The University of Hong Kong (HKU) has built what appears to be a seating area at the site of a now-removed Tiananmen Massacre monument, after the university removed the Pillar of Shame from its campus in the middle of the night last month.
Following its demand last October that the monument be removed, HKU cited safety reasons and “legal risks” under the city’s colonial-era Crimes Ordinance after tearing own the statue itself whilst students were on break.
The site where the statue was erected has been surrounded by yellow barricades since the statue’s removal. Photos obtained by HKFP showed that there were round benches and tables placed in the area, but barricades were yet to be removed.

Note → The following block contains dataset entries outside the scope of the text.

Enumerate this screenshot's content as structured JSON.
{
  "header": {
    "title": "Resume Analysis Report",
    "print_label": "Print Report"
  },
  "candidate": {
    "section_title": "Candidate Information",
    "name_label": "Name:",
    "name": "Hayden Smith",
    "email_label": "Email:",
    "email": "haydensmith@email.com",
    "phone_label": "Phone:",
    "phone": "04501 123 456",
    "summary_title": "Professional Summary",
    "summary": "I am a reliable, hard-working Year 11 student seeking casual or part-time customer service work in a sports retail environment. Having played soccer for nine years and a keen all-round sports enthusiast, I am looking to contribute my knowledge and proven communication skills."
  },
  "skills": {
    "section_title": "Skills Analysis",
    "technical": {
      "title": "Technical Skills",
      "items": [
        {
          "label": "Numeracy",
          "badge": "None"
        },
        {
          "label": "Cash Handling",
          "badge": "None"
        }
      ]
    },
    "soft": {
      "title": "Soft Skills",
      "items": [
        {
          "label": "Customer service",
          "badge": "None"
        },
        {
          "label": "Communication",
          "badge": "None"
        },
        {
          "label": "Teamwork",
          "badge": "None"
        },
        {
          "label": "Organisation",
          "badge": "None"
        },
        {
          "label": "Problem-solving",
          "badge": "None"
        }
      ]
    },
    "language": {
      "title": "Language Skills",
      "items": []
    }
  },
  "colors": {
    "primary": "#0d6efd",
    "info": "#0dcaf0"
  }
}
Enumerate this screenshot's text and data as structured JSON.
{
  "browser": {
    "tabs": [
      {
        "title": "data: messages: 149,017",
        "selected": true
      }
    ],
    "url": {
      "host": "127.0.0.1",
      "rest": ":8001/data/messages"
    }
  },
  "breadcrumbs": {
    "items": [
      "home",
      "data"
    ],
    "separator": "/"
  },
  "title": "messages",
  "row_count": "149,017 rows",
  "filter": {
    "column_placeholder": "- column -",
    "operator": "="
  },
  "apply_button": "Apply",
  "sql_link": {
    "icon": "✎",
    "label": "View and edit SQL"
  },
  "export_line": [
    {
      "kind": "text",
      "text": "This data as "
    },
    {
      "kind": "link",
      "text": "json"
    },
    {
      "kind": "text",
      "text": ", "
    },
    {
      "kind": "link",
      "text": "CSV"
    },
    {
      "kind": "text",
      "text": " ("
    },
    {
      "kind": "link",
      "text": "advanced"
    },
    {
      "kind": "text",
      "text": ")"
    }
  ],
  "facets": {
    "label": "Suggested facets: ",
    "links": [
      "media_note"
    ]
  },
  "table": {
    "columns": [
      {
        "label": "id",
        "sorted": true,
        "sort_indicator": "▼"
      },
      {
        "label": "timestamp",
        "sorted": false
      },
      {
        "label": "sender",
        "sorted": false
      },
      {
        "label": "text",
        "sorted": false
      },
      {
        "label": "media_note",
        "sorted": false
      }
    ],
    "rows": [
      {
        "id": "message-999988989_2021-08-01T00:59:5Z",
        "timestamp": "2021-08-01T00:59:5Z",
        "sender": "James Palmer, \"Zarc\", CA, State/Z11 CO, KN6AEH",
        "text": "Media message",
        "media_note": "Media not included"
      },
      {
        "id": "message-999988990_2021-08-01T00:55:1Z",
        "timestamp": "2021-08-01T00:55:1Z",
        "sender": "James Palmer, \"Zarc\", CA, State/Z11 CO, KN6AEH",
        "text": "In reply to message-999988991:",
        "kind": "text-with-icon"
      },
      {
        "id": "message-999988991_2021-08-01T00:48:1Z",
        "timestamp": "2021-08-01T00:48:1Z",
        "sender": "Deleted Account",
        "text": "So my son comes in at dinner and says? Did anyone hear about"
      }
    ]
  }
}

Jens Galschiøt, creator of the statue who also claims ownership of it, said after the sculpture’s removal that he was “totally shocked that Hong Kong University is currently destroying the Pillar of Shame.”
Former chief of the HKU Council Arthur Li said on Commercial Radio in early January that the Pillar of Shame was a “scam” and “irrelevant” to the crackdown.
The Tiananmen crackdown occurred on June 4, 1989 ending months of student-led demonstrations in China. It is estimated that hundreds, perhaps thousands, died when the People’s Liberation Army cracked down on protesters in Beijing.
The Danish sculptor hit back at the criticism and said that he created the Pillar of Shame with the intention to “create a monument that remembered various landmark crimes against humanity around the world.”
“The same sculpture was to be erected in several different places in the world to mark these crimes,” said Galschiøt in a statement published in early January.